Felizmente, o drama dos animais parece chegar ao seu fim. Vozes de renome ecoam no Congresso Nacional apresentando propostas legislativas para remediar a inconstitucionalidade por omissão que envergonha e mancha a imagem do Brasil na ordem jurídica internacional entre os países mais civilizados.
O Senador Antônio Anastasia apresentou projeto de lei (PLS 351/2015) que altera o Código Civil para determinar que os animais não sejam considerados como coisas. A proposta caminha a passos largos no Congresso Nacional, já aprovada no Senado, sendo encaminhada agora para a Câmara dos Deputados.
No Parecer aprovado pela Comissão de Constituição, Justiça e Cidadania do Senado, consignou seu Relator, o Senador Álvaro Dias:
“No que concerne ao mérito da proposta, podemos afirmar que, com o advento da Constituição Federal de 1988, o respeito ao meio ambiente foi elevado ao status de direito fundamental, em seu art. 225. A proteção e defesa dos animais, bem como a vedação à crueldade, são expressamente previstas em seu § 1º, inciso VII, ao prescrever como incumbência do Poder Público a proteção da fauna e da flora, vedadas, na forma da lei, as práticas que coloquem em risco sua função ecológica, provoquem a extinção das espécies ou submetam os animais a crueldade. Importa destacar, do capítulo constitucional que trata da proteção ambiental, o § 3º do art. 225, por instituir a responsabilidade civil, penal e administrativa às condutas e atividades consideradas lesivas ao meio ambiente
(...) Há, inegavelmente, um dever da coletividade e do Poder Público em defender e proteger os animais, haja vista os dispositivos constitucionais que vedam a crueldade contra estes seres vivos, e o de ampliação dessas garantias constitucionais”.
A matéria encontra-se na Comissão de Meio Ambiente e Desenvolvimento Sustentável da Câmara dos Deputados (07/06/2016). Designado Relator, o Deputado José Silva Soares.
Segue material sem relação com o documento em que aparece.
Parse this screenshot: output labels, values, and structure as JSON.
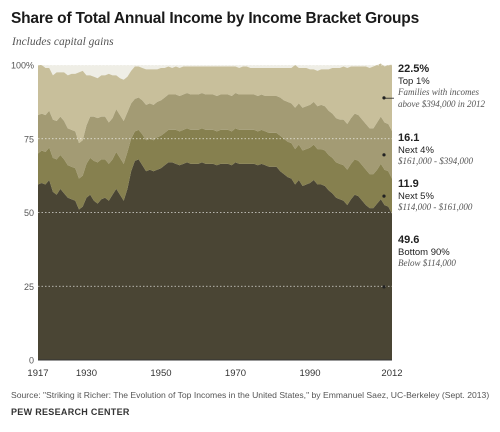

Cumpre salientar que o projeto de lei aludido põe fim à inconstitucionalidade por omissão do Congresso Nacional, ao reconhecer os animais como “seres sencientes” – e não como coisas. Por isso, a matéria deve tramitar em regime de prioridade na Câmara, a bem do disposto no Art. 225, §1º, Inciso VII, da Constituição, que reclama máxima efetividade na tutela legislativa dos animais.